There are a few disadvantages to Chapter 13 as well. Your debt is not erased like in Chapter 7, and you will still have an obligation to make payments towards working off that debt. Also, in some cases, your disposable income must be paid to the court pursuant to the repayment plan. Your disposable income is the amount of money that a household has available for spending and saving after income taxes and after bills and basic necessities are taken care of. Last, you may not be eligible to file for Chapter 13 if you have a certain amount of unsecured or secured debt. The numbers may vary, but if you have $900,000 in secured debt or more, you may not be able to file.

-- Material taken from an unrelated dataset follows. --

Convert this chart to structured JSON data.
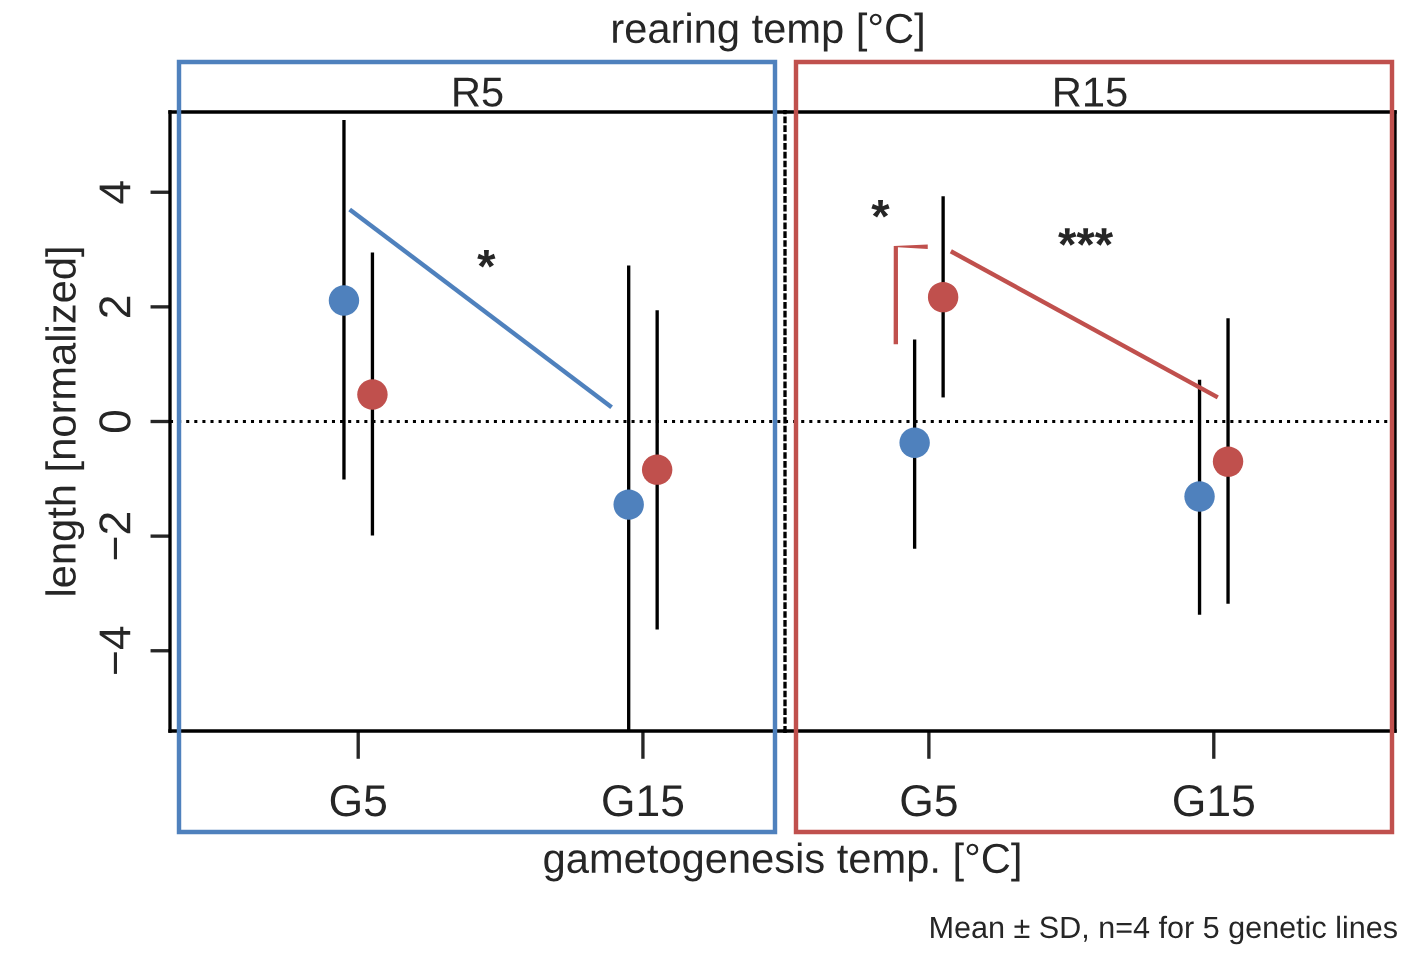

It is important to know your options when filing for bankruptcy and to consider the pros and cons of filing for bankruptcy in general, as well as whether or not it is best for you to pursue Chapter 7 or Chapter 13 bankruptcy. The process can be complicated and requires a large amount of financial paperwork. Although you may file for bankruptcy as an individual, you should consider contacting a bankruptcy attorney to help you talk through your options and to help with your filing.

Negotiating Your Debts

A lot of times when you hire an attorney to help you settle your debts, the first thing the attorney is going to do is try to negotiate down how much you should owe your creditor. Oftentimes it is possible to try and have your debts reduced by 20%, maybe lowering a debt of $8,000 to $6,400. Although an attorney can do this for you, it is not necessary for an attorney to negotiate on your behalf. Should you choose, you can contact your creditor and try to work out a more manageable debt. If you decide to try to negotiate a price consider the following questions:

  • What can you afford?
  • Think about the possibility of making monthly payments. With your income, how much could you afford to pay monthly?
  • Over how many months would you be able to pay? Consider that extending the monthly payments from paying over 12 months to paying over 24 months, each monthly payment would be smaller.
  • Is you income stable? Will you be able to continue to make regular payments?
  • Debt can look daunting when you receive a statement for unpaid bills totaling, for example $7,000 or more. Some creditors may decide to lower your debt if that means that you could make more reliable payments. This may not always work, and in some cases an attorney may be more able to handle such matters, but it is still an option worth considering.

Conclusion

In conclusion, finding out that you are buried under debt does not mean that you immediately need to find a lawyer for help. You should know that you can take action yourself, should you wish. If you do not wish to handle the matter on your own, it may be helpful to have a basic understanding of your options and what avenue you want to pursue in order to make a specific request of a lawyer. Filing for bankruptcy and talking to creditors can be a complicated process, but they are helpful tools to help you take care of your debt and get you back on your feet.